My mother questioned him quickly—availability, hours, experience—and he answered politely, nodding, smiling softly, hands fidgeting at his sides as if he didn’t quite know where to put them. I told myself I didn’t care. I told myself he was just another person passing through the restaurant, just another body filling space on a Sunday.
But when my mother handed him an apron and said, “You start today,” something sharp and strange twisted in my chest.
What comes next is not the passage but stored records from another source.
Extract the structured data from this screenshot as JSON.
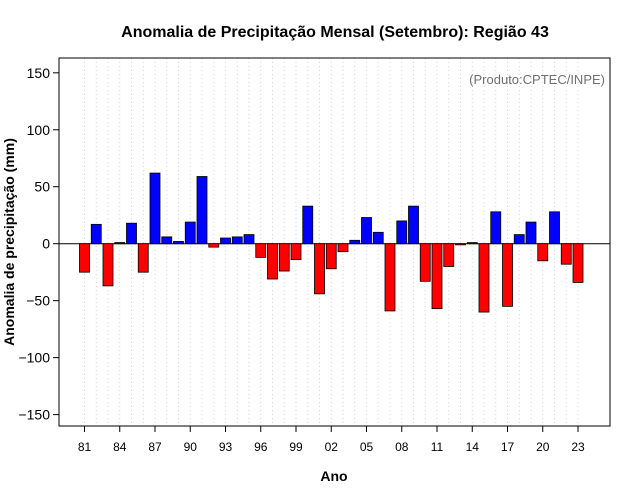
{
  "chart_data": {
    "type": "bar",
    "title": "Anomalia de Precipitação Mensal (Setembro): Região 43",
    "xlabel": "Ano",
    "ylabel": "Anomalia de precipitação (mm)",
    "annotation": "(Produto:CPTEC/INPE)",
    "ylim": [
      -160,
      163
    ],
    "yticks": [
      -150,
      -100,
      -50,
      0,
      50,
      100,
      150
    ],
    "grid": "vertical dotted",
    "colors": {
      "positive": "#0000ff",
      "negative": "#ff0000",
      "annotation": "#707070",
      "grid": "#d3d3d3"
    },
    "xtick_labels": [
      "81",
      "84",
      "87",
      "90",
      "93",
      "96",
      "99",
      "02",
      "05",
      "08",
      "11",
      "14",
      "17",
      "20",
      "23"
    ],
    "categories": [
      "1981",
      "1982",
      "1983",
      "1984",
      "1985",
      "1986",
      "1987",
      "1988",
      "1989",
      "1990",
      "1991",
      "1992",
      "1993",
      "1994",
      "1995",
      "1996",
      "1997",
      "1998",
      "1999",
      "2000",
      "2001",
      "2002",
      "2003",
      "2004",
      "2005",
      "2006",
      "2007",
      "2008",
      "2009",
      "2010",
      "2011",
      "2012",
      "2013",
      "2014",
      "2015",
      "2016",
      "2017",
      "2018",
      "2019",
      "2020",
      "2021",
      "2022",
      "2023"
    ],
    "values": [
      -25,
      17,
      -37,
      1,
      18,
      -25,
      62,
      6,
      2,
      19,
      59,
      -3,
      5,
      6,
      8,
      -12,
      -31,
      -24,
      -14,
      33,
      -44,
      -22,
      -7,
      3,
      23,
      10,
      -59,
      20,
      33,
      -33,
      -57,
      -20,
      -1,
      1,
      -60,
      28,
      -55,
      8,
      19,
      -15,
      28,
      -18,
      -34
    ]
  }
}
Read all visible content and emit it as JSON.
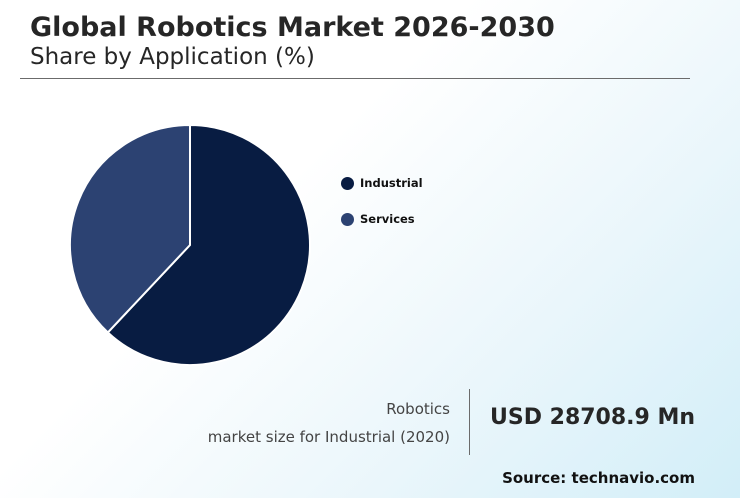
{
  "header": {
    "title": "Global Robotics Market 2026-2030",
    "subtitle": "Share by Application (%)"
  },
  "chart_data": {
    "type": "pie",
    "title": "Global Robotics Market 2026-2030",
    "subtitle": "Share by Application (%)",
    "categories": [
      "Industrial",
      "Services"
    ],
    "values": [
      62,
      38
    ],
    "colors": [
      "#081c42",
      "#2c4272"
    ],
    "legend_placement": "right"
  },
  "stat": {
    "label_line1": "Robotics",
    "label_line2": "market size for Industrial (2020)",
    "value": "USD 28708.9 Mn"
  },
  "footer": {
    "source": "Source: technavio.com"
  }
}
Great, I thought. Just what I need.
He walked toward the back, passing me so closely that our arms brushed, and the contact was brief and accidental and absolutely devastating.
He froze.
So did I.
“I—sorry,” he said at the same time I said it, our voices overlapping, and he laughed softly, embarrassed, eyes bright in a way that made me want to do something reckless and irreversible.
“It’s fine,” I said too quickly, stepping back, creating distance I desperately needed even though I hated it.
Up close, he was even worse.
His eyes were dark and warm and far too observant, his face open in a way that suggested kindness rather than confidence, and I had the sudden, irrational thought that if I didn’t get away from him immediately, he might see straight through me.
“Kim,” he said, holding out a hand.
I stared at it.
Shook it.
The moment our palms touched, something electric and impossible snapped into place.
“Moon,” I said, my voice sounding wrong to my own ears.
He smiled at me then—really smiled—and I knew, with terrifying clarity, that I was in trouble.
The rest of the shift passed in a blur of near-misses and stolen glances and unspoken awareness. Every time Kim leaned over a table, every time he asked a question, every time his sleeve brushed mine as we passed in the narrow space behind the counter, my heart reacted like it had never reacted to anything before.
I told myself it was nothing.
I told myself attraction was normal, meaningless, easily ignored.
But I watched him when he wasn’t looking.
Watched the way he listened more than he spoke, the way he treated every customer like they mattered, the way he hummed softly under his breath while wiping tables—old songs I didn’t recognize but somehow already felt nostalgic.
At one point, our eyes met again across the room, and this time neither of us looked away.
Something settled between us, heavy and unspoken.
At closing, as my parents argued quietly in the kitchen and Kim untied his apron, he hesitated near me, fingers curling around the fabric as if he was stalling.
“I’ll see you next Sunday,” he said.
It wasn’t a question.
I swallowed. “Yeah.”
He nodded once, smiled again—smaller this time, almost secret—and walked out.
The bell rang.
The door closed.
And for the first time in my life, I realized that Sundays were about to become dangerous.